Gardening Articles: Health :: Cooking
New Japanese Sweet Corn
by Charlie Nardozzi
Supersweet corn varieties created a revolution in the corn world when they were introduced because they allowed gardeners to harvest and keep sweet corn for weeks in the summer. However, some gardeners have objected to the sometimes tough texture and extra-sweet taste of these new hybrids.
A new supersweet corn variety is changing that perception. Mirai (meaning taste in Japanese) gained its notoriety in Japan, although its a hybrid that was originally created in Illinois. The attraction is a sweet taste thats not as sugary as other supersweet types; succulent kernels that are more tender than other supersweet types; and low starch content. However, because Mirai cant be harvested by machine, large commercial growers weren't interested. The seed made its way to Japan, where many of the sweet corn farmers are small scale, often working by hand. Its popularity spread like wildfire, and in a few years it had captured 35 percent of the sweet corn market. Inspired by this success in Japan, American market farmers have started growing 'Mirai', and now seed is available to home gardeners as well.

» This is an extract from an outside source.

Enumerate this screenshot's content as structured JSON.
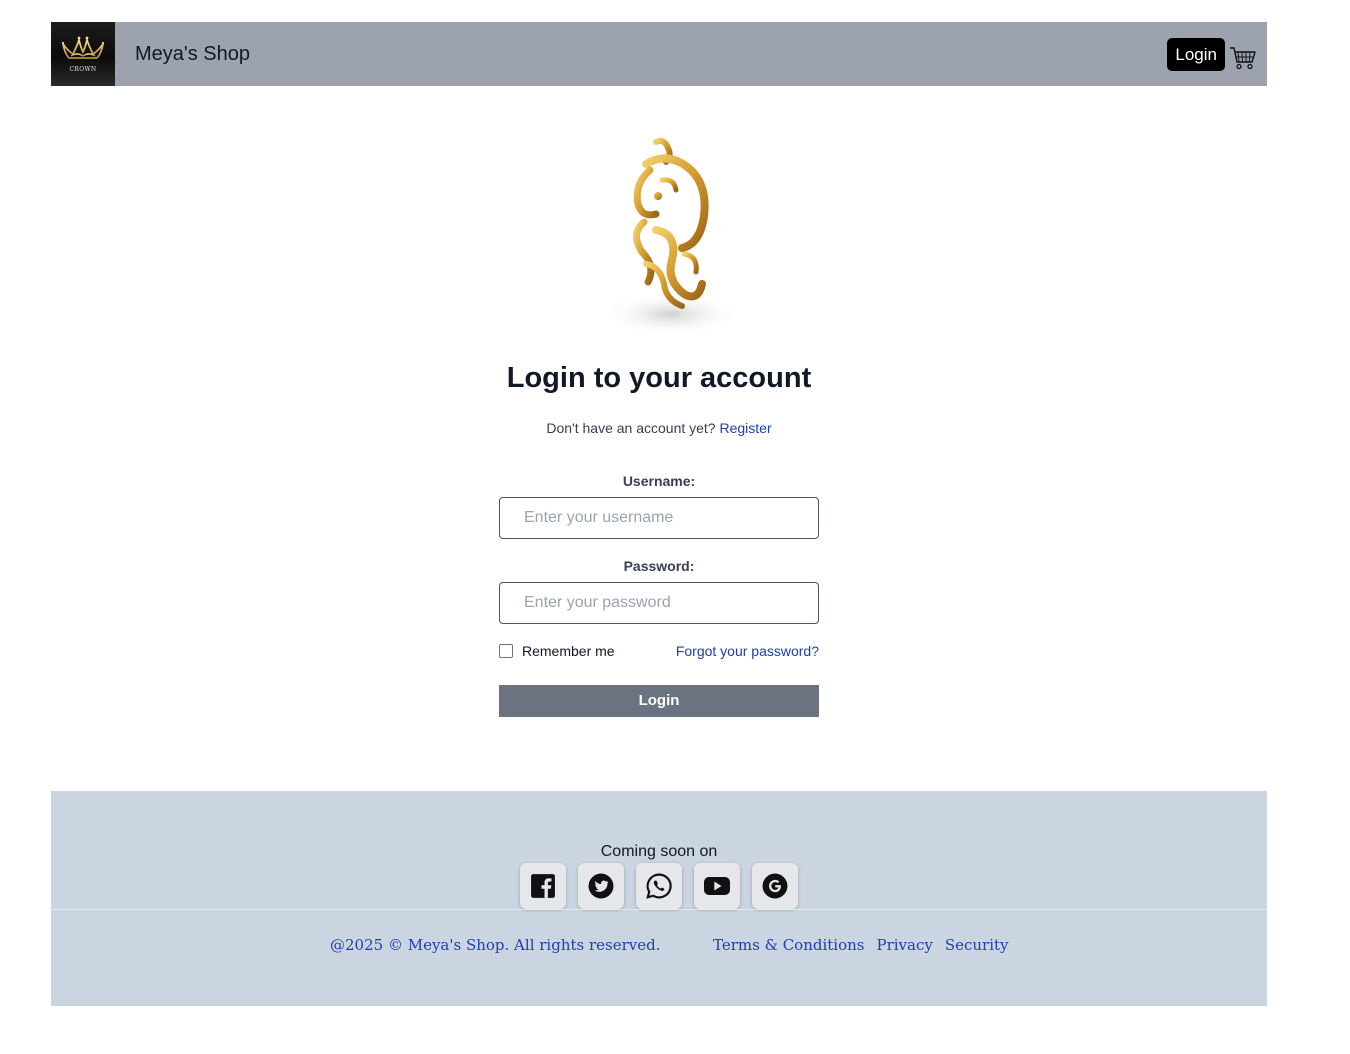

Mirai produces disease-tolerant plants that grow 6 to 7 feet tall, producing 7-inch-long yellow or bicolored ears. The ears hold their sweetness for up to six weeks if refrigerated. Mirai should be isolated from other non-supersweet varieties for best flavor. The seed is finicky about germinating in cool soils, so it should be planted later and shallower than other sweet corn varieties.